Já com relação ao aspecto espacial da demarcação, verificamos que a continuidade trata da forma de constituição das áreas indígenas, que não devem apresentar interrupções, enclaves ou exclaves, "ilhas" ou "bolsões", mas ser um território contínuo, de modo a privilegiar o desenvolvimento das comunidades indígenas em um só ambiente, integrado e orgânico.

Conforme manifestado pelo governo de Rondônia, autor da ação que deu origem ao precedente de Raposa Serra do Sol [3], a questão de a área indígena dever ser constituída em faixa única é necessária à proteção da produção agrícola do estado, a qual restaria prejudicada pela existência de interrupções territoriais, tendo em vista o limbo em que as áreas intermediárias estariam situadas caso houvesse um mesmo território indígena em diferentes áreas isoladas.

Nota-se que a continuidade das áreas a serem demarcadas oportuniza aos indígenas um espaço único, centralizado para o cumprimento das finalidades constitucionais que levam ao reconhecimento de seus direitos originários, ao mesmo tempo em que produz segurança jurídica para os proprietários dos imóveis vizinhos, tutelando os legítimos interesses desses no desenvolvimento de suas atividades agropecuárias, sem a ameaça de uma eventual expansão das áreas demarcadas.

Da mesma sorte, é natural percebermos que, em se falando de uma posse imemorial comprovada ao menos até certa data, um determinado grupo indígena está ligado à uma área específica, habitando-a por gerações sucessivas e tendo com esta uma relação intrínseca, sendo consequentemente tal área território contínua, sede das atividades e moradia desse povo, não sendo possível cogitar que esse mesmo grupo estenderia suas atividades tradicionais com relação a áreas que se situam além das circunscrições dos territórios que utilizam tradicionalmente para suas atividades produtivas.

Orientado pelo atendimento das finalidades constitucionais das terras indígenas tradicionalmente ocupadas, o modelo de demarcação validado em 2009 pelo Supremo também se encontra pautado pelos requisitos de permanência da ocupação e continuidade das áreas, princípios esses que norteiam a União no exercício de seu dever de demarcar tais áreas.

Como dito linhas acima, a questão do marco temporal ainda permanece em aberto perante a Corte, que no ano de 2022 retirou o processo de pauta, não havendo previsão para julgamento da questão. O precedente de 2009, apesar de ter sido expressamente previsto apenas para o caso de Raposa Serra do Sol, tem sido aplicado pela corte no julgamento de outros casos, demonstrando que as "ressalvas institucionais" propostas por Menezes Direito são representativas de um entendimento que tende a permanecer na matéria.

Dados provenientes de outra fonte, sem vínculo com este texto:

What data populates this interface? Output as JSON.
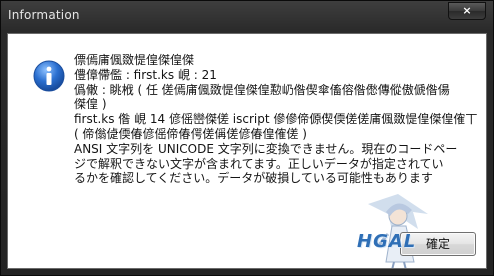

Por fim, os conflitos fundiários que envolvem demarcações de terras indígenas [4], nos termos do que estabeleceu o Supremo ao reconhecer repercussão geral na matéria, devem ser objeto de análise minuciada por parte do Judiciário, que deve exercer o papel de mediador entre os interesses de indígenas e não-indígenas, sopesando-os e adotando a melhor interpretação do artigo 231 da CF ao caso concreto, como forma de garantir uma pacificação da nação na matéria, e que o reconhecimento dos direitos originários dos povos não entre em rota de colisão fatal com o desenvolvimento nacional em suas esferas econômica, social e cultural.

 


[2] Pet 3.388, relator(a): ministro CARLOS BRITTO, Tribunal Pleno, julgado em 19/03/2009, DJe-181 DIVULG 24-09-2009 PUBLIC 25-09-2009 REPUBLICAÇÃO: DJe-120 DIVULG 30-06- 2010 PUBLIC 01-07-2010 EMENT VOL-02408-02 PP-00229 RTJ VOL-00212-01 PP-00049.